Néanmoins, certains actifs n’offrent pas tous la même sécurité et existe-t-il encore des valeurs refuges dans lesquelles investir en 2017, sans risquer de voir son épargne remise en cause par un environnement non rassurant.

Notre environnement a été marqué par différents évènements tel que des élections (françaises et législatives allemandes), le Brexit, le conflit du dirigeant nord-coréen Kim Jong-un  qui déclare (vendredi 22/ 09/ 2017) vouloir “faire payer cher” à Donald Trump son discours à l’Onu, disant que son pays allait envisager des “contre-mesures radicales” et “historiques” sans oublier la mention de la possibilité d’un essai de bombe H d’une puissance sans précédent dans l’océan Pacifique. Il y a aussi  l’Iran, qualifié comme « Etat voyou » par le président américain à la tribune des Nations unies, ne fait qu’accentuer ce climat de tension. Toutes ces déclarations favorisent le repli sur les valeurs refuges traditionnelles que sont le yen japonais (en hausse de -0,39% face au dollar), le franc suisse, l’or, qui prend 0,43% à peu près de 1.300 dollars l’once.

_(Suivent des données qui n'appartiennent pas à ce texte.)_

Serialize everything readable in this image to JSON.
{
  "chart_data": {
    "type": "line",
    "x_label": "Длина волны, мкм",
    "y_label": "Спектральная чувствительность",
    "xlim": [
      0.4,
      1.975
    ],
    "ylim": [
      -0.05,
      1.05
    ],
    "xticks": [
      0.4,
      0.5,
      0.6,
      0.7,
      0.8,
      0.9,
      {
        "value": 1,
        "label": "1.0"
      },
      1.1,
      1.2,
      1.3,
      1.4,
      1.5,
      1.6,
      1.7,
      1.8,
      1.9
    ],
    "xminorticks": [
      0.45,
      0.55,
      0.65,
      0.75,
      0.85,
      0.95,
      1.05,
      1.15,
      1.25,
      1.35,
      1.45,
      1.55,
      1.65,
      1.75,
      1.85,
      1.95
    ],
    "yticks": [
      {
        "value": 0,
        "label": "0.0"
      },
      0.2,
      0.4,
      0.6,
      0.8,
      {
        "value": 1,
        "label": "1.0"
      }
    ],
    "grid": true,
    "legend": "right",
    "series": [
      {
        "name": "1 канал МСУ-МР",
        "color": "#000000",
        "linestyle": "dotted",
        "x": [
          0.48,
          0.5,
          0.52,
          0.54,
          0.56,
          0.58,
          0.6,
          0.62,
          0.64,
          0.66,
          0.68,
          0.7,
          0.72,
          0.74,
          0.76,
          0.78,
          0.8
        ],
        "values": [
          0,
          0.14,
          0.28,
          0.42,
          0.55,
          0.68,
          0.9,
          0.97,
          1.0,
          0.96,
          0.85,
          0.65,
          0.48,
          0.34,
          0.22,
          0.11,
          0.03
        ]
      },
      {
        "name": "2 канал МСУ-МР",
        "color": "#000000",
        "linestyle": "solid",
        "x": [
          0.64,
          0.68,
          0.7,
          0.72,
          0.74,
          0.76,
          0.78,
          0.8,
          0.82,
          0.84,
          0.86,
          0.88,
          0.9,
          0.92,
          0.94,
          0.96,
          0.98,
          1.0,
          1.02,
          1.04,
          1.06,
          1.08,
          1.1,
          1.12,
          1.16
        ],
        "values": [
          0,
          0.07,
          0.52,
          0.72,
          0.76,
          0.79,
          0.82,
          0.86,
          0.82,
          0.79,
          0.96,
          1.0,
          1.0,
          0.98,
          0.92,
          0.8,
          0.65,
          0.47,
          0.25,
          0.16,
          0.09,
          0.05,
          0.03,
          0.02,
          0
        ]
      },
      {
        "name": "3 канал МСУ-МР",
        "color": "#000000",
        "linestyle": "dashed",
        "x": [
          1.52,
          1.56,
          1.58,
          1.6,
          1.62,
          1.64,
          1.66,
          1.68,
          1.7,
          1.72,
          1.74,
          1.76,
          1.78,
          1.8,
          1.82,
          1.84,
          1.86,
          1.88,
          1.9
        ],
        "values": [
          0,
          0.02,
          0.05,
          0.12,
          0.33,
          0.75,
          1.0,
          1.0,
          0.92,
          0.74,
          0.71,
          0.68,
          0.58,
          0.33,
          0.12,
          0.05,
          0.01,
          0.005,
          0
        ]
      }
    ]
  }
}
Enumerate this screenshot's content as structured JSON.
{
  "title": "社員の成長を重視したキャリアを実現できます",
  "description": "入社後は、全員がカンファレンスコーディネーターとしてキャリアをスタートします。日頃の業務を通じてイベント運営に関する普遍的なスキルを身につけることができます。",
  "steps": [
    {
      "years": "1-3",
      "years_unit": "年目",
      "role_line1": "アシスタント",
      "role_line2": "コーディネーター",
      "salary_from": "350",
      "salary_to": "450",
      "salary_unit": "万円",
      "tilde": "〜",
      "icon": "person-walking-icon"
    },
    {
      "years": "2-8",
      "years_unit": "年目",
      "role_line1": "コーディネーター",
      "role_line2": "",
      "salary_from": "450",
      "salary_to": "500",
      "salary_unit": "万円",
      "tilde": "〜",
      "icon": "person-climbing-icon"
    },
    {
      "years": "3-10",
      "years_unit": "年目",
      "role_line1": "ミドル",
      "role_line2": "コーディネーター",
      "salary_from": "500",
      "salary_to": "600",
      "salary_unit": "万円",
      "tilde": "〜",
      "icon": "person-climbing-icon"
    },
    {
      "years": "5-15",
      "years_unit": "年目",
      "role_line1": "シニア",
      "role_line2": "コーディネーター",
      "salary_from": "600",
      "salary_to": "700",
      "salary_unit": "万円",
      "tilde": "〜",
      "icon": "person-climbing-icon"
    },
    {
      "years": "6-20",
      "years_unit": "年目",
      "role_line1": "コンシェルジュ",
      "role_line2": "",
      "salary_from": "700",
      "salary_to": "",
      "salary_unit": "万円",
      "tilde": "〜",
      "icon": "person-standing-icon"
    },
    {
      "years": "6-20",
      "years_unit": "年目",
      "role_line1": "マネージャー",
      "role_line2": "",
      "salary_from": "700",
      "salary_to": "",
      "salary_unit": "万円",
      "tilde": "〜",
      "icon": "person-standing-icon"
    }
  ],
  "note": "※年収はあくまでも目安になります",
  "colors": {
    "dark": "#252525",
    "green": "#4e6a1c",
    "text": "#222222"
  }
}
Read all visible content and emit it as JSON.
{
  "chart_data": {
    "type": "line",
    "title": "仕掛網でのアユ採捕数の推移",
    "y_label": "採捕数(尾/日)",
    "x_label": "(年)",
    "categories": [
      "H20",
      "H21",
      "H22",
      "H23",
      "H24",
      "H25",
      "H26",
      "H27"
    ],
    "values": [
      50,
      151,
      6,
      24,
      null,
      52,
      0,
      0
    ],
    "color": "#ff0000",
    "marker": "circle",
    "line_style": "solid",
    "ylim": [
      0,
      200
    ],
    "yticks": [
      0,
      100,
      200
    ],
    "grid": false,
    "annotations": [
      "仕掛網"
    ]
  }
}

Contrairement à l’euro, le franc suisse tire un grand avantage sur le Brexit. En effet qui aurait dit que cette sortie de l’Angleterre aurait créé une telle incertitude sur le marché. Le franc suisse préserve sa réputation de valeur refuge à laquelle tout le monde se raccroche. Même le dollar fait une mine grise face à elle, désavantagé par la hausse des taux d’intérêts. En revanche d’autres acteurs, qui n’arrivent plus à rembourser les mensualités dû à la rapide hausse du cours,  pâtissent de cette hausse du francs suisse (exemple les polonais). Mais même les suisses souffrent désormais  des exportations devenues trop cher. Il y a donc à tous les coups des gagnants et les perdants,

Les métaux précieux (principalement l’or) quant à eux  étonnent ceux qui avaient prédit la descente en enfer de leurs cours. L’or a une valeur dans tous les pays et constitue toujours une  preuve de prestige et de garanti pour ceux-ci .Pourquoi cette assurance ?  Car l’or se raréfie avec ses gisements et c’est la raison pour laquelle, même si son prix  ne grimpe pas, il ne baisse pas trop non plus. On dit souvent : «  plus le monde ne tournera pas rond, et plus l’or prendra de la valeur ».

Tout ceci est rassurant, mais nous ne pouvons pas faire abstraction des cas où des « valeurs refuges » ont perdu  ce statut. Notamment le dollar, depuis plusieurs mois, a perdu son statut de valeur refuge. Il est désormais au plus bas contre le yen en restant  très volatile face à l’euro, même si certaines semaines, il monte grâce à son statut de valeur refuge. On peut donc déduire que ce n’est plus une valeur refuge sur le long terme. Cela va de même pour le YEN, le T Note, par exemple, qui sont des placements au plus haut mais qui ont eux aussi montré une baisse relative marquée en quelque jours, faisant la déception de ceux qui avaient eu une confiance aveugle.

On ne peut être à l’abri des mouvements économiques tels que des décisions de Banques centrales concernant des devises ou tout simplement une perte de confiance dans les valeurs refuges par les investisseurs. Par conséquent, bien qu’il puisse être intéressant de détenir dans son portefeuille quelques valeurs refuges, il ne faudrait pas omettre que ces placements comportent aussi un risque, et rien ne remplacera réellement la liquidité en matières de sécurité. A retenir, ce qu’on appelle «  valeurs sures ou refuges » ne l’ai que de nom car elles comportent quand même aussi minime qu’ils soient des risques.